Saturday, 2 July 2011

Kevin DeYoung et al. on The Old Faith for a New Day (1)

Kevin DeYoung (ed.), Don’t Call It a Comeback: The Old Faith for a New Day (Wheaton: Crossway, 2011), 252pp., ISBN 9781433521690.

I enjoyed reading this during a family holiday over the Easter period, partly because it was easy to pick up and put down again in between the pleasant distractions of going out for walks, trips to the beach, etc.

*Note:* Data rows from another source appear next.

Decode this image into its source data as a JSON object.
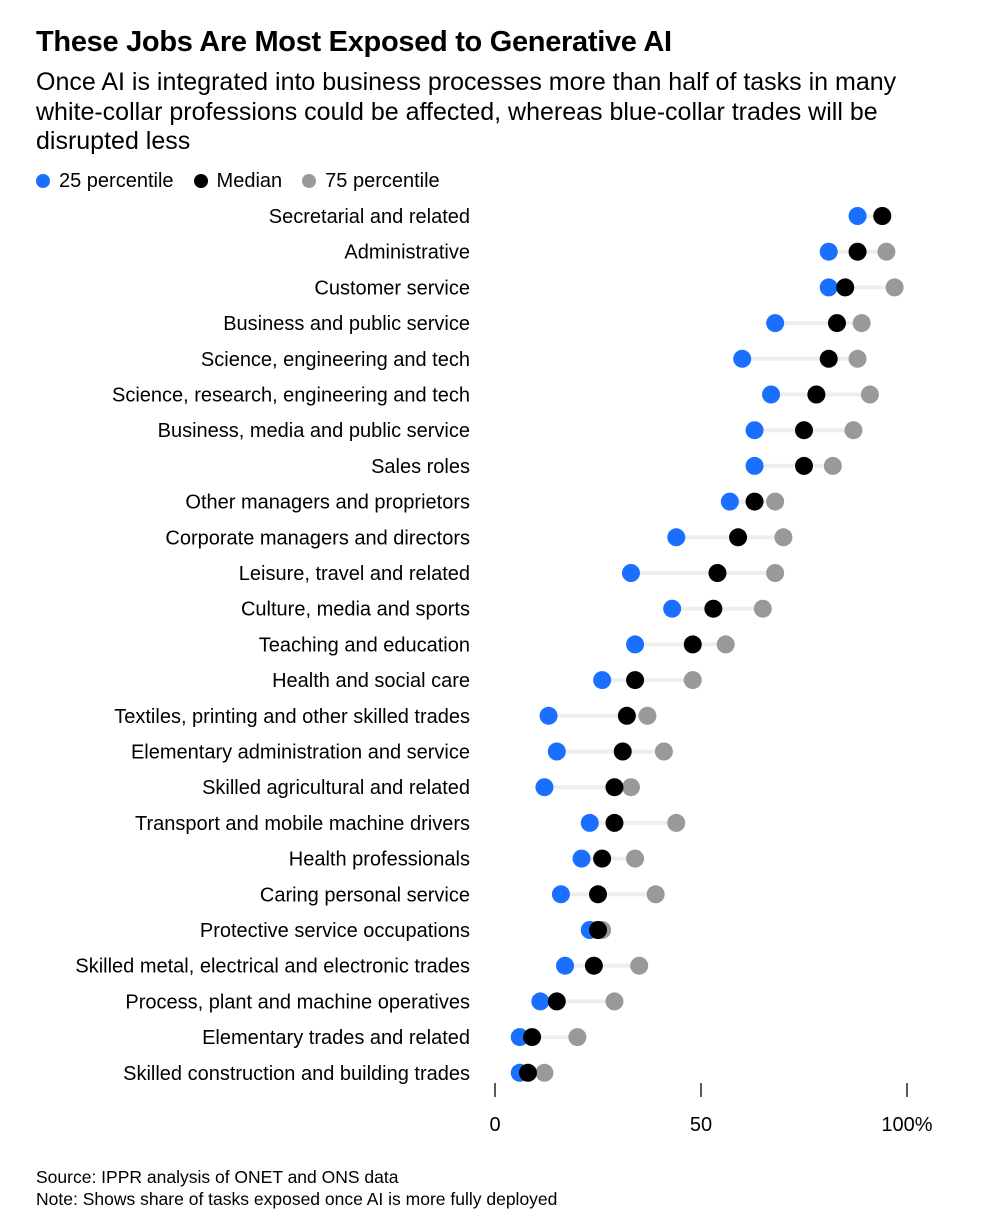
{
  "title": "These Jobs Are Most Exposed to Generative AI",
  "subtitle": "Once AI is integrated into business processes more than half of tasks in many white-collar professions could be affected, whereas blue-collar trades will be disrupted less",
  "legend": [
    {
      "label": "25 percentile",
      "color": "#1a6fff"
    },
    {
      "label": "Median",
      "color": "#000000"
    },
    {
      "label": "75 percentile",
      "color": "#999999"
    }
  ],
  "source": "Source: IPPR analysis of ONET and ONS data",
  "note": "Note: Shows share of tasks exposed once AI is more fully deployed",
  "chart_data": {
    "type": "scatter",
    "xlim": [
      0,
      100
    ],
    "xticks": [
      0,
      50,
      100
    ],
    "xtick_labels": [
      "0",
      "50",
      "100%"
    ],
    "grid": false,
    "legend_position": "top-left",
    "colors": {
      "p25": "#1a6fff",
      "median": "#000000",
      "p75": "#999999",
      "connector": "#eeeeee"
    },
    "categories": [
      "Secretarial and related",
      "Administrative",
      "Customer service",
      "Business and public service",
      "Science, engineering and tech",
      "Science, research, engineering and tech",
      "Business, media and public service",
      "Sales roles",
      "Other managers and proprietors",
      "Corporate managers and directors",
      "Leisure, travel and related",
      "Culture, media and sports",
      "Teaching and education",
      "Health and social care",
      "Textiles, printing and other skilled trades",
      "Elementary administration and service",
      "Skilled agricultural and related",
      "Transport and mobile machine drivers",
      "Health professionals",
      "Caring personal service",
      "Protective service occupations",
      "Skilled metal, electrical and electronic trades",
      "Process, plant and machine operatives",
      "Elementary trades and related",
      "Skilled construction and building trades"
    ],
    "series": [
      {
        "name": "25 percentile",
        "key": "p25",
        "values": [
          88,
          81,
          81,
          68,
          60,
          67,
          63,
          63,
          57,
          44,
          33,
          43,
          34,
          26,
          13,
          15,
          12,
          23,
          21,
          16,
          23,
          17,
          11,
          6,
          6
        ]
      },
      {
        "name": "Median",
        "key": "median",
        "values": [
          94,
          88,
          85,
          83,
          81,
          78,
          75,
          75,
          63,
          59,
          54,
          53,
          48,
          34,
          32,
          31,
          29,
          29,
          26,
          25,
          25,
          24,
          15,
          9,
          8
        ]
      },
      {
        "name": "75 percentile",
        "key": "p75",
        "values": [
          94,
          95,
          97,
          89,
          88,
          91,
          87,
          82,
          68,
          70,
          68,
          65,
          56,
          48,
          37,
          41,
          33,
          44,
          34,
          39,
          26,
          35,
          29,
          20,
          12
        ]
      }
    ]
  }
}
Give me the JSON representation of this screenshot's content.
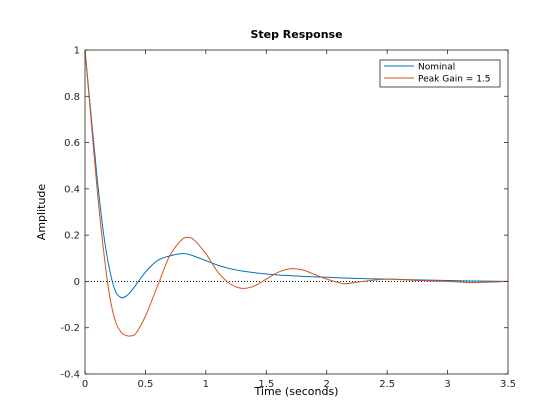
{
  "chart_data": {
    "type": "line",
    "title": "Step Response",
    "xlabel": "Time (seconds)",
    "ylabel": "Amplitude",
    "xlim": [
      0,
      3.5
    ],
    "ylim": [
      -0.4,
      1
    ],
    "xticks": [
      0,
      0.5,
      1,
      1.5,
      2,
      2.5,
      3,
      3.5
    ],
    "xtick_labels": [
      "0",
      "0.5",
      "1",
      "1.5",
      "2",
      "2.5",
      "3",
      "3.5"
    ],
    "yticks": [
      -0.4,
      -0.2,
      0,
      0.2,
      0.4,
      0.6,
      0.8,
      1
    ],
    "ytick_labels": [
      "-0.4",
      "-0.2",
      "0",
      "0.2",
      "0.4",
      "0.6",
      "0.8",
      "1"
    ],
    "grid": false,
    "legend": "top-right",
    "zero_line": "dotted",
    "series": [
      {
        "name": "Nominal",
        "color": "#0072BD",
        "x": [
          0,
          0.05,
          0.1,
          0.15,
          0.2,
          0.25,
          0.3,
          0.35,
          0.4,
          0.5,
          0.6,
          0.7,
          0.8,
          0.85,
          0.9,
          1.0,
          1.1,
          1.2,
          1.3,
          1.4,
          1.5,
          1.6,
          1.7,
          1.8,
          2.0,
          2.2,
          2.4,
          2.6,
          2.8,
          3.0,
          3.2,
          3.5
        ],
        "y": [
          1.0,
          0.72,
          0.45,
          0.22,
          0.06,
          -0.04,
          -0.07,
          -0.06,
          -0.03,
          0.04,
          0.09,
          0.11,
          0.12,
          0.118,
          0.11,
          0.09,
          0.07,
          0.055,
          0.045,
          0.038,
          0.032,
          0.028,
          0.025,
          0.022,
          0.018,
          0.014,
          0.011,
          0.009,
          0.006,
          0.004,
          0.002,
          0.0
        ]
      },
      {
        "name": "Peak Gain = 1.5",
        "color": "#D95319",
        "x": [
          0,
          0.05,
          0.1,
          0.15,
          0.2,
          0.25,
          0.3,
          0.35,
          0.38,
          0.42,
          0.5,
          0.6,
          0.7,
          0.8,
          0.85,
          0.9,
          1.0,
          1.1,
          1.2,
          1.3,
          1.4,
          1.5,
          1.6,
          1.7,
          1.8,
          1.9,
          2.0,
          2.1,
          2.15,
          2.3,
          2.5,
          2.7,
          3.0,
          3.2,
          3.5
        ],
        "y": [
          1.0,
          0.7,
          0.4,
          0.15,
          -0.05,
          -0.17,
          -0.22,
          -0.235,
          -0.235,
          -0.225,
          -0.15,
          -0.02,
          0.11,
          0.18,
          0.19,
          0.18,
          0.12,
          0.04,
          -0.01,
          -0.03,
          -0.02,
          0.01,
          0.04,
          0.055,
          0.05,
          0.03,
          0.01,
          -0.005,
          -0.01,
          0.0,
          0.01,
          0.005,
          0.0,
          -0.005,
          0.0
        ]
      }
    ]
  }
}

Edited by Kevin DeYoung (Senior Pastor at University Reformed Church in East Lancing, Michigan), it’s essentially a collection of short essays in three main parts:

• Part 1 – Evangelical History: Looking Forward and Looking Back

• Part 2 – Evangelical Theology: Thinking, Feeling, and Believing the Truths That Matter Most

• Part 3 – Evangelical Practice: Learning to Live Life God’s Way

It’s badged as belonging to ‘The Gospel Coalition Series’, and D.A. Carson provides the Foreword, in which he draws attention to the relative youthfulness of the contributors, and notes the twin aims of the collection as being ‘to unpack what Christians ought to believe and how they ought to act and... to articulate the essentially theological nature of evangelicalism’ (14).

In his Introduction – ‘All Grown Up and Nothing to Say’ – Kevin DeYoung expands briefly on that twofold aim, expressing the hope that the book ‘might be of some small use in reforming God’s church according to the Word of God and forming Christians in the truth of God’s Word’ (17).

I’ll try to write separate posts on each of the three parts.